De Wonderland al Norte helado.

Hace unos días terminé Alicia en el país de las maravillas en su versión original en inglés. Reafirmé mi convicción de que se trata de uno de los más sorprendentes libros de la literatura universal y aunque hayan reducido su audiencia al mundo infantil, no es menos cierto que vá más allá y respira una irreverencia, informalidad y profundidad que aún hoy en día, contrasta con la acartonada enseñanza en muchos centros educativos, de cualquier lugar del mundo y con la fantasía superficial ofrecida por pésimas cintas de cine o televisión. Los poemas, las reacciones de Alicia ante cada evento, los disparates, me hicieron disfrutar plenamente, aún a pesar de que quedan lagunas por la insuficiencia del inglés.

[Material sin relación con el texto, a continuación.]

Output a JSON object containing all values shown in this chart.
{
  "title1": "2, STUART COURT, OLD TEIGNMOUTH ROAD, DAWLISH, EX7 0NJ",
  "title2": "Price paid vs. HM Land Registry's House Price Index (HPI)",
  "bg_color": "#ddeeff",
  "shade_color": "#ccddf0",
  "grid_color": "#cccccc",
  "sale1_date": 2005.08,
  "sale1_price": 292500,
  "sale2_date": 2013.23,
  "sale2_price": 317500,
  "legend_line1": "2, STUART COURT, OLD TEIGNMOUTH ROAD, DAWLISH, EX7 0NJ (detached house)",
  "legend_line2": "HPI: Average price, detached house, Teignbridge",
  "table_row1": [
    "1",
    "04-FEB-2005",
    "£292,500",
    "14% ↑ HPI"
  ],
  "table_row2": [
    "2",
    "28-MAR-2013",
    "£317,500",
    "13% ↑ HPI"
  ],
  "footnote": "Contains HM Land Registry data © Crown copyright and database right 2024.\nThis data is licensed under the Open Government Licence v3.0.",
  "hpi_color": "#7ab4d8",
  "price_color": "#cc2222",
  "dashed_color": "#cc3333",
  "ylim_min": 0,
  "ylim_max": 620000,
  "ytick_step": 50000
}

Ahora me dispongo a leer a Jack London. En particular White Fang (Colmillo Blanco), también en inglés. Tengo ganas. A veces me da por temas o épocas o autores. Simplemente le doy rienda suelta a esas ganas. No niego que he leído El Conde de Montecristo no menos de 5 veces en mi vida (la primera vez a los 14 años), o El amor en los tiempos del Cólera. Ahorita me provocan las historias con ambientes fríos y desolados como los de Alaska. Tal vez, si le tuviera a mano, leería alguno de los rusos, para sentirme en ese ambiente. Por lo demás, adoro a Jack London y admiro su vida, dura y apasionada, que dejó una marca indeleble en sus escritos.
He conseguido una edición muy bella, en tapa dura, que además de reunir lo mejor de London, reproduce las historias, tal y como aparecieron, por entregas, en las revistas de finales del siglo XIX e inicios del siglo XX, con los dibujos originales y a un precio … 5.65 dólares, una oferta que tenían hace como dos meses en la librería “Borders”. Junto a ese, compramos, en esa oportunidad y al mismo precio, las obras completas de Allan Poe y las obras completas de Arthur Conan Doyle.